Courtesy Castle & Key

A venerable but forgotten Kentucky distillery rejoins the bourbon trail.

Every city has one: a ruin covered with graffiti on the outskirts of town. In Frankfort, Kentucky, it was the Old Taylor distillery, a derelict, snake-infested warren of buildings popular with trespassing teens. A century ago, the Old Taylor—built over a hallowed, limestone-rich spring—produced 700 barrels of bourbon a day and drew visitors from across the country.

But by the 1970s it had been abandoned and covered by spray paint and kudzu. “Nature took over and did a pretty good job,” said Wes Murry, the Old Taylor’s current co-owner, who is reopening the distillery this fall under the name Castle & Key. “Everybody who visited said, ‘This would be a great place to film an episode of The Walking Dead.’ ”

Four years ago, Murry, who had recently left a hedge fund, and his business partner, attorney Will Arvin, visited the 82-acre property. “Wear long sleeves,” the real estate broker had told them. Entranced, Arvin and Murry bought the ruins of the Old Taylor with plans to resurrect it not only as a functioning distillery but as a destination on the Kentucky bourbon trail. As they peeled back the brush, they uncovered railroad tracks, an elaborate sunken garden, and a 12-foot-deep, spring-fed pool.

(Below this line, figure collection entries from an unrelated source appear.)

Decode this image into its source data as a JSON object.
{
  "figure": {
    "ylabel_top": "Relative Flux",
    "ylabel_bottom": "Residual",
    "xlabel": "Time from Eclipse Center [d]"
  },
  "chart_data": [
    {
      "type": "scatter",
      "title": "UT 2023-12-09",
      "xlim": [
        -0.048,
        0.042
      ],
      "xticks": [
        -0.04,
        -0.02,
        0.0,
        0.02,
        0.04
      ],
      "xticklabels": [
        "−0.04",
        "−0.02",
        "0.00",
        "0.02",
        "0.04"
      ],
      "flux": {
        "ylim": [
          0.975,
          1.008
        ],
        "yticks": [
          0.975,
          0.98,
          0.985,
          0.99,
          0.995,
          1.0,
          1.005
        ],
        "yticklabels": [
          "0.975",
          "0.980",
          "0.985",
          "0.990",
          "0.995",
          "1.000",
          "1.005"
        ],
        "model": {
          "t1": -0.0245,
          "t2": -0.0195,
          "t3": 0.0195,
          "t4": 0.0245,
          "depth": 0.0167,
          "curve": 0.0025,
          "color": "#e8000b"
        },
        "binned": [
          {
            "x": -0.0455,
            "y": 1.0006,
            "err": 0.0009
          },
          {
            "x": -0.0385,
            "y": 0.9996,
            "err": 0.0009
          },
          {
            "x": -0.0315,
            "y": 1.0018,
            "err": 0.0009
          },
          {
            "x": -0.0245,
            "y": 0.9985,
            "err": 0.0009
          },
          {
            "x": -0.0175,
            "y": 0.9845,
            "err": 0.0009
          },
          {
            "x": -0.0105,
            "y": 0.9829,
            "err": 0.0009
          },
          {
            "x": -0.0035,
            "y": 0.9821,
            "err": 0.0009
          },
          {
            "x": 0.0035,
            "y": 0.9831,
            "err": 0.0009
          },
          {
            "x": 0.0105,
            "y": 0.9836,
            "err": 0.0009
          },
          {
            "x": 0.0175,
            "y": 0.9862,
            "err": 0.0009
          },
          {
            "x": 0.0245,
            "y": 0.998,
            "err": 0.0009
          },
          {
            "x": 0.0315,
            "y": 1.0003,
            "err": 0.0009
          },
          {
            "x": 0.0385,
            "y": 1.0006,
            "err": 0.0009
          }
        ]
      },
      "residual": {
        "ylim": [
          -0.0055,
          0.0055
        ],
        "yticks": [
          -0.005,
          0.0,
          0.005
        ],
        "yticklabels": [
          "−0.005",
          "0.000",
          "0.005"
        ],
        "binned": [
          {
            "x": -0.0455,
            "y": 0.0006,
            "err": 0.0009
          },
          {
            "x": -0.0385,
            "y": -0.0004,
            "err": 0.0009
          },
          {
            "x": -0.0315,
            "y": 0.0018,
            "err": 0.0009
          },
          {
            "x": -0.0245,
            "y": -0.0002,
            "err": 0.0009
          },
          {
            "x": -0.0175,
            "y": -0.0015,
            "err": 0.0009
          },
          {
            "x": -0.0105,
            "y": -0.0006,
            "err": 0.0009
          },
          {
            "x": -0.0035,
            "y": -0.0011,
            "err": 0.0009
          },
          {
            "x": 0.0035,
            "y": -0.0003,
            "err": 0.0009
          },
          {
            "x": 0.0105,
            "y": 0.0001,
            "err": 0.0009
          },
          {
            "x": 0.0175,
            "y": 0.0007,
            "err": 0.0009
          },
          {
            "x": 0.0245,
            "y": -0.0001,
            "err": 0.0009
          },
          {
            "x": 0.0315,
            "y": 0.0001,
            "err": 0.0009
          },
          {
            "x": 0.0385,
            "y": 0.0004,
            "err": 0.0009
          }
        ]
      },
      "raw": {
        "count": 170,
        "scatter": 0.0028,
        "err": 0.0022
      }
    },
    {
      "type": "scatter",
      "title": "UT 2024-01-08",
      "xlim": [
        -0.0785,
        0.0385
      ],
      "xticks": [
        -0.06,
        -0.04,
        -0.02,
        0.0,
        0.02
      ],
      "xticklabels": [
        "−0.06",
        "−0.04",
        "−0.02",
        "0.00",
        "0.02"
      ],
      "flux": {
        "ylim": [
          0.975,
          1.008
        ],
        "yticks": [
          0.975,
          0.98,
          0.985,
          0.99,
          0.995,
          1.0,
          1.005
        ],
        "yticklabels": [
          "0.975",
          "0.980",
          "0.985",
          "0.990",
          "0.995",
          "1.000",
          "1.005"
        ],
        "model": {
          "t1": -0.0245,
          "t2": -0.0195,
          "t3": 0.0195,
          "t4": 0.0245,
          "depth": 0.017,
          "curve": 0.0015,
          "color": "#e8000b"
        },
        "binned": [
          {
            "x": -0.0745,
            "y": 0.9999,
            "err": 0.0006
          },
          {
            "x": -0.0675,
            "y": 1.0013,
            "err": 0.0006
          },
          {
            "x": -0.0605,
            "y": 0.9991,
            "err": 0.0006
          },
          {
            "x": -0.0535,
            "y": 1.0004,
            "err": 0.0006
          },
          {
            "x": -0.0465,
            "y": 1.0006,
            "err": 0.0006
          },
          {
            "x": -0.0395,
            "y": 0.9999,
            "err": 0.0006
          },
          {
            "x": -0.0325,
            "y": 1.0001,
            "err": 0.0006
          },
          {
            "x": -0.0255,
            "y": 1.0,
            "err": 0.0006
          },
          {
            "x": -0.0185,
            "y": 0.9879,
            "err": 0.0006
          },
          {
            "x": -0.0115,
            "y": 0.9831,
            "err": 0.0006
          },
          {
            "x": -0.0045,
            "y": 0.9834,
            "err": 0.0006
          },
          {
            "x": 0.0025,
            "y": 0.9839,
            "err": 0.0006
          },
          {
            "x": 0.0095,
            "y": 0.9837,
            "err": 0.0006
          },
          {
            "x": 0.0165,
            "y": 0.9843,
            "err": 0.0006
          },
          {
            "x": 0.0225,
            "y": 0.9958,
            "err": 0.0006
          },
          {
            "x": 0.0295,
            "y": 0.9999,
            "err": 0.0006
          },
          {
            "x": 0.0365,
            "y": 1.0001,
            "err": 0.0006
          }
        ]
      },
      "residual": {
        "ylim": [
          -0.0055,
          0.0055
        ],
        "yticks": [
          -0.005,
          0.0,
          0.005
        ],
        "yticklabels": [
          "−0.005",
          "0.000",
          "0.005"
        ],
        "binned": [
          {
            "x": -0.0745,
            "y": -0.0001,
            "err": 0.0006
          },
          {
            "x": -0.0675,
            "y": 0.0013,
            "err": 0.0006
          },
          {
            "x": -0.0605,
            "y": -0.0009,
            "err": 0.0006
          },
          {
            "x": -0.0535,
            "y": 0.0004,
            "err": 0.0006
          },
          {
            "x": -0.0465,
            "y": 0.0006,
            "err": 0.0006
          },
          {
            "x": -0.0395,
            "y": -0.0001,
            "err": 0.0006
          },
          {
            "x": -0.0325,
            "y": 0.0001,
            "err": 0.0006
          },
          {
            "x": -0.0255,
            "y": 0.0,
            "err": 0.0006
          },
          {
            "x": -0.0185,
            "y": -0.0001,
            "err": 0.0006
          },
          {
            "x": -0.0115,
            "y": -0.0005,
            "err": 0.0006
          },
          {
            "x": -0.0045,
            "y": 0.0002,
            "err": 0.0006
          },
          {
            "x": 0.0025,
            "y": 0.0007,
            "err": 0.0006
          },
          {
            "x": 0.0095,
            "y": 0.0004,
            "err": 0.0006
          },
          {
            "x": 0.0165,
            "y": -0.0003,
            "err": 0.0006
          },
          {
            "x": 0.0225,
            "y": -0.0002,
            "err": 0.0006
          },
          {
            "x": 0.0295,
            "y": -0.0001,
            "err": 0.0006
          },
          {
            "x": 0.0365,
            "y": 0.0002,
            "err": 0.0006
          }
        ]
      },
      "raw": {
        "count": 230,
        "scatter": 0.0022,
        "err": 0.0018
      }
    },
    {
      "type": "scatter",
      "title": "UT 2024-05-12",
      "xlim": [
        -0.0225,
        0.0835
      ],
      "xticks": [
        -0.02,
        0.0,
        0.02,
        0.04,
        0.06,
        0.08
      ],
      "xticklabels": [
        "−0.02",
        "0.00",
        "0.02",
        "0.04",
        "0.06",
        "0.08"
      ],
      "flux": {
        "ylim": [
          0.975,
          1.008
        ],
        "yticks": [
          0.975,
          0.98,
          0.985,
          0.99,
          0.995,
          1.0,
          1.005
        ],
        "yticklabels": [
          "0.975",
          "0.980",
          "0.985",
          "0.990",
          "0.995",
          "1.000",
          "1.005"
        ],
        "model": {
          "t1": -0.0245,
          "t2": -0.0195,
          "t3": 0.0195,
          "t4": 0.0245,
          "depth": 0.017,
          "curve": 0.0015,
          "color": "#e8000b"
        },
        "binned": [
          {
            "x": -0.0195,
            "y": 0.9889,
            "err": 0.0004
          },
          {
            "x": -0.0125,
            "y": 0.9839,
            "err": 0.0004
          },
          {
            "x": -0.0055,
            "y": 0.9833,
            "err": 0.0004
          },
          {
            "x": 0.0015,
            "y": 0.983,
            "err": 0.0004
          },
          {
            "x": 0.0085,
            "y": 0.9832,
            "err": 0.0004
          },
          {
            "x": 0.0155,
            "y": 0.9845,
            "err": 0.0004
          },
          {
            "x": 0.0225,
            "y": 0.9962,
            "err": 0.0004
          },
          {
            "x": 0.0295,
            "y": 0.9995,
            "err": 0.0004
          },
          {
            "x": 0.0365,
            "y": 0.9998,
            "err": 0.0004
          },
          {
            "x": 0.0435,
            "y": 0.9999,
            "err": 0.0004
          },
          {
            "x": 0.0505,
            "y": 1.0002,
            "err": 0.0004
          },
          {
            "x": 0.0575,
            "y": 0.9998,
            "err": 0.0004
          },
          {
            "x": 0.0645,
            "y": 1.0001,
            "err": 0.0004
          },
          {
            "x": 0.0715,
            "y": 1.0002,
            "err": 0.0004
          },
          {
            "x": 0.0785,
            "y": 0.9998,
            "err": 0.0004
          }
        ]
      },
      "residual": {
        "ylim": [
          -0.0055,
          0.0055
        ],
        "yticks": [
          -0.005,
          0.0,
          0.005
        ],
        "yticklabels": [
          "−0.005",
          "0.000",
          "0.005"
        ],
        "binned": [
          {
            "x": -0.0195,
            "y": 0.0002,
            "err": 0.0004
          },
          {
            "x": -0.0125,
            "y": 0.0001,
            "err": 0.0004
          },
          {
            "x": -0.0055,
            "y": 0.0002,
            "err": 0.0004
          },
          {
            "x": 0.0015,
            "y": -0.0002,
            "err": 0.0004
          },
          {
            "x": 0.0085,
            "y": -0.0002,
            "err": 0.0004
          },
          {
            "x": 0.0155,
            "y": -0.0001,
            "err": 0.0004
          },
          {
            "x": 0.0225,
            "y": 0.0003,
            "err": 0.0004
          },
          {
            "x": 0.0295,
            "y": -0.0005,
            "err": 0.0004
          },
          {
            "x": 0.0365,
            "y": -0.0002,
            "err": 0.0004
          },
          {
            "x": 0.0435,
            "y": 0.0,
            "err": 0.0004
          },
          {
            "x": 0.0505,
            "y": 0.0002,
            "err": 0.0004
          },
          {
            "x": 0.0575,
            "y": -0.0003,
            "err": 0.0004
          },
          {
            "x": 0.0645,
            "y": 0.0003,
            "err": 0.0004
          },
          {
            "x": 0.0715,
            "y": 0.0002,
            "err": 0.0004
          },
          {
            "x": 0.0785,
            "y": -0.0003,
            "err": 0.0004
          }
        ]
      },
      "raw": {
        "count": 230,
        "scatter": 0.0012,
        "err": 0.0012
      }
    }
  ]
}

From left: Pinhook bourbon, one of several brands made at the distillery; Marianne Eaves, Castle & Key’s master distiller. Victor Sizemore; Courtesy Castle & Key

In 2015, they hired Marianne Eaves, Kentucky’s first female master distiller since Prohibition. Their first whiskey was barreled in 2016 using a recipe “based on the products that we wanted to make for ourselves,” said Eaves. “We use a high percentage of barley, which is uncommon because it’s costly.”

Restaurateur Sean Josephs, a partner in the company behind Pinhook bourbon, was one of the first visitors to the site after restoration started. “It’s a pretty magical location,” said Josephs. Pinhook is now one of a handful of whiskey brands that have begun distilling their products on-site under Eaves’s guidance.

Starting this fall, guests can tour the workings—housed inside a limestone castle—as well as the elaborate gardens, which have been restored by renowned landscape designer Jon Carloftis. Castle & Key’s house whiskey is expected to be released in 2022.